6. They don't try to keep up with the Joneses

Keeping up with “the Joneses” is a typical way people dig themselves into debt. But living beyond your means time and time again eventually catches up to you.

When building wealth, fight the need to have the latest and greatest gadgets. So much money is wasted on constant ‘upgrades’ these days and can cost you both money and lost opportunity.

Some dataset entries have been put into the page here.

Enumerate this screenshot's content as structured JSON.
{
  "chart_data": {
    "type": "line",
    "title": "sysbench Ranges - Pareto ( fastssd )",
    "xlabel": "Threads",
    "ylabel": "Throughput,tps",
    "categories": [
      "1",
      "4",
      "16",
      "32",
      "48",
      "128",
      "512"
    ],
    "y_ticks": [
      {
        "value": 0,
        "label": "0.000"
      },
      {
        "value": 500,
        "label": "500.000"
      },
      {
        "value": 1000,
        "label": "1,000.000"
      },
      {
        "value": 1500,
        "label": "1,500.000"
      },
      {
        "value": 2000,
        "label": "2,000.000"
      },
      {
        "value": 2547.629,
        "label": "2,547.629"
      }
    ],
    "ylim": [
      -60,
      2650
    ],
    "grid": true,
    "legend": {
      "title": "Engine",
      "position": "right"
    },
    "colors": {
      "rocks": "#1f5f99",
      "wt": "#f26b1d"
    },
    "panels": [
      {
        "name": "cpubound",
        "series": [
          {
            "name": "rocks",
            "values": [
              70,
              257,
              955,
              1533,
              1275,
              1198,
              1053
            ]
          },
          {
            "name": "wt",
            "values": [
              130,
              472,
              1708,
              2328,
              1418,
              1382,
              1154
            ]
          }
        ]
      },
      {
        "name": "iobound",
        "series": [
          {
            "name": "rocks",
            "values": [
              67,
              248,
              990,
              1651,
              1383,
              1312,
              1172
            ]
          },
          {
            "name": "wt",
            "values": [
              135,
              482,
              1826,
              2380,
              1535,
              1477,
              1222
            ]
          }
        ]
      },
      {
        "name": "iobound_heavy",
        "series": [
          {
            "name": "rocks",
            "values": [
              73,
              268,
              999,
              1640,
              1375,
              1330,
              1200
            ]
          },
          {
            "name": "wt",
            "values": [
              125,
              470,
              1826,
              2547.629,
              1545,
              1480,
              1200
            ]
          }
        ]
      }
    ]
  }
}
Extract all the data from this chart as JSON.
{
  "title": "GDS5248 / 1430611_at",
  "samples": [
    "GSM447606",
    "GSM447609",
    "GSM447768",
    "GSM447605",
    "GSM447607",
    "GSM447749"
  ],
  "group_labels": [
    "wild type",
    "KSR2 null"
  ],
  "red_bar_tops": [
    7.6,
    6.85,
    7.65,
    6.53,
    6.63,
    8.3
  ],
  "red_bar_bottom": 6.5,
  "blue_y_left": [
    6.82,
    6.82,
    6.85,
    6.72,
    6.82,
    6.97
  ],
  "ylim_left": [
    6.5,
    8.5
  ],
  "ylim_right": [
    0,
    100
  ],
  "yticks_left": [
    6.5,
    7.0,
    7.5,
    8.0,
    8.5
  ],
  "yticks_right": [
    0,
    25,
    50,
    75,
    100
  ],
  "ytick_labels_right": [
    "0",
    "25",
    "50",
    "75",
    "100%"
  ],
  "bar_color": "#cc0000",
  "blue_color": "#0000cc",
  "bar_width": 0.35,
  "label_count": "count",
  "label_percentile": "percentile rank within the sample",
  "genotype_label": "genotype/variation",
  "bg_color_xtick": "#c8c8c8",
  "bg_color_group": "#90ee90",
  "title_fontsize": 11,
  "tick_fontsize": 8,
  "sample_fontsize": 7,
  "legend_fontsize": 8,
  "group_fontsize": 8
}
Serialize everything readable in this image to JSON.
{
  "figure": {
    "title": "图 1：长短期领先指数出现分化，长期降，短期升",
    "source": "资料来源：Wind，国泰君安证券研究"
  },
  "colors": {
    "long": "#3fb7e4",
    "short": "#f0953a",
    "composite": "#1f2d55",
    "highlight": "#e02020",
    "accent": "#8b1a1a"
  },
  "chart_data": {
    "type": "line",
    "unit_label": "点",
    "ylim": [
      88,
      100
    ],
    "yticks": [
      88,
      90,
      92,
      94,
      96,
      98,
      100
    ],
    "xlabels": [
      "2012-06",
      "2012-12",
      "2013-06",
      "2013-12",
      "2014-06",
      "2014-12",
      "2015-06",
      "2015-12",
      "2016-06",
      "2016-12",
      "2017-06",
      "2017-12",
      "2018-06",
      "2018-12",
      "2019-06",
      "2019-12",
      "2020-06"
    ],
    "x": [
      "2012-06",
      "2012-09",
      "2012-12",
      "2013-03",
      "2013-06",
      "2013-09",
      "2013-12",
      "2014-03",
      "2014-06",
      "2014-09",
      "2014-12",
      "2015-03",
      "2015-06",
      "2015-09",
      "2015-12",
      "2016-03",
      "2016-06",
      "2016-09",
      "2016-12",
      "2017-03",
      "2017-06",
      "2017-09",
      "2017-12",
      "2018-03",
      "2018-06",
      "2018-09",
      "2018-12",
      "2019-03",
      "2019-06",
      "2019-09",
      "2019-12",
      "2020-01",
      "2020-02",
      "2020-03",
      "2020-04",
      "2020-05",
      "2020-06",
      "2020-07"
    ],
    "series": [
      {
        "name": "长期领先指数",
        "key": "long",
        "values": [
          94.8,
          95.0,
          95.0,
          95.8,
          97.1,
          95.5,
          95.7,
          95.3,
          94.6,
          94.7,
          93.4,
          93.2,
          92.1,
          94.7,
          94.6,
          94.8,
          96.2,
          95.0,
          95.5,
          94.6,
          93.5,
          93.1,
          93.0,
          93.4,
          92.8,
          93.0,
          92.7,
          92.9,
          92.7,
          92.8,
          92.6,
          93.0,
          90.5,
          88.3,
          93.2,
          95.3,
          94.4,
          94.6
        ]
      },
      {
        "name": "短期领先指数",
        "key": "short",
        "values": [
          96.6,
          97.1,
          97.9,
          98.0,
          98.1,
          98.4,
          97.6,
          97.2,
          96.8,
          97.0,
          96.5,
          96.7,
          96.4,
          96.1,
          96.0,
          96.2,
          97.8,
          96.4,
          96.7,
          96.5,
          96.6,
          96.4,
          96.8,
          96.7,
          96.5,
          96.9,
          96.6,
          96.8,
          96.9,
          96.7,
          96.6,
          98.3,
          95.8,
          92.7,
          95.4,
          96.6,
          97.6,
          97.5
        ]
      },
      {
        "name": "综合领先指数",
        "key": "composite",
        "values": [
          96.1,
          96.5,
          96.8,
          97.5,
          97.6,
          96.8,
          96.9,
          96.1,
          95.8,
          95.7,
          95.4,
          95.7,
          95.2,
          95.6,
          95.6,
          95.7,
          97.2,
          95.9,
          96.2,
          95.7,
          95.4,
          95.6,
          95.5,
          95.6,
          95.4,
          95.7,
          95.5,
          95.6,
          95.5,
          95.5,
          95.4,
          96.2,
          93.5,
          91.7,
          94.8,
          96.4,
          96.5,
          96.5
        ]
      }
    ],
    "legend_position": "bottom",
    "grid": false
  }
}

It’s only human to want to compare your life to others, but take another look at your lifestyle and budget, focusing on what’s most important for your own personal goals. These are your needs and wants that truly matter to your bottom line and happiness.

7. They use budgets

This is probably basic to any financial plan. Here's five simple steps to create a good budget: 
  1. Determine your income. Start with how much money you make after tax each month.
  2. Calculate Expenses. Let's break up your monthly spend into specific buckets
  3. Calculate the difference. If your expenses are already greater than your savings, you have 2 options
  4. Determine what to do with your savings.
  5. Make it a habit.
Here's another guide to budgeting. I really can't stress this enough. Most people who are having financial problems probably don't use a budget, at least in my experience. The first question I ask people is "Do you have a budget?" and the answer is usually no. Don't be one of these people. 

Bottom line

There are a lot of moving pieces to having a solid financial plan. Embracing opportunities to pay off debt, save, invest and learn, all while avoiding potential pitfalls, make a big difference on your ability to build your wealth.

Self-made millionaires started by reducing their debts to increase cash flow and build their ‘rainy day fund,’ Once these were in place, they were then able to incorporate the other investment habits and really grow their assets.

No matter how simple or obvious a money habit may be, the point is that you stick to it. Discipline is key and with it you can build the financial future you desire.